It’s Q3 earnings season and about half of the major public tech companies and recent startup IPOs have reported their figures. I keep track of earnings to get a sense for how these companies perceive their markets. Meeting or exceeding earnings indicates companies can forecast their growth and demonstrates how predictable these businesses are. The more predictable, the more stable the business environment and consequently, the fund raising environment for startups.
The chart above shows the revenue surprise figures for the companies who have reported earnings so far.

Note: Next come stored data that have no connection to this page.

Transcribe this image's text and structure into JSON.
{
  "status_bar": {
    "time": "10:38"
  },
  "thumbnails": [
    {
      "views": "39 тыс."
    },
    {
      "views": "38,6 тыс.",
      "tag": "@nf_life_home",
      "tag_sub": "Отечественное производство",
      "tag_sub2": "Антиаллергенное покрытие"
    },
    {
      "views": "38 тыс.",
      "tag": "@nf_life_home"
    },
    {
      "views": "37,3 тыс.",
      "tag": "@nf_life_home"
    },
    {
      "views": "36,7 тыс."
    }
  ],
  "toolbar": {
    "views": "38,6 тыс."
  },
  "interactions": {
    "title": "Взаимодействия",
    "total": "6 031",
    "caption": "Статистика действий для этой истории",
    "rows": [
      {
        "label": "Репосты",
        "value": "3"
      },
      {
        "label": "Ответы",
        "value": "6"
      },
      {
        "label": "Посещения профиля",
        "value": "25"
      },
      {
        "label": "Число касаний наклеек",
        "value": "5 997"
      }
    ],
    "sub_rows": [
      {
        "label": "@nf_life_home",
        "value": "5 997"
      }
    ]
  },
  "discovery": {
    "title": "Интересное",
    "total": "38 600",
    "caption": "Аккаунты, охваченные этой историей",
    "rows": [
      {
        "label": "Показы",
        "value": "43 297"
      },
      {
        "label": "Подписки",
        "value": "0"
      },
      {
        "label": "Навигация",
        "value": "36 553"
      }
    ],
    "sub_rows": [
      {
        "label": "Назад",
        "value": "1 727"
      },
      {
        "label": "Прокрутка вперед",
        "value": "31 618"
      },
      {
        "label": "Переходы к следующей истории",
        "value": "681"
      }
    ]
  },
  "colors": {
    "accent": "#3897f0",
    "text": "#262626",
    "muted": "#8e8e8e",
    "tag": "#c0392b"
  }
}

Revenue surprise is the percent difference of actual revenue per share figures compared to the estimated ones prepared by analysts.
69% of these tech publics exceeded forecasts in Q3 which compares to 60% in Q2. Similar to last quarter, consumer companies constitute the majority of the revenue misses: Amazon, Angie’s List, eBay, GreenDot, Google, Trulia, Xoom.
In fact, the median consumer company equaled revenue estimates, whereas enterprise companies surpassed them by 2%. But the difference is likely insignificant.
Now to profits. 65% of these companies exceeded earnings. Interestingly, the enterprise company beat EPS estimates by 7%, compared to consumer companies who again matched estimates.
Overall, high growth tech companies seem to be operating in very stable and predictable environments, a great sign for the tech and startup fundraising markets.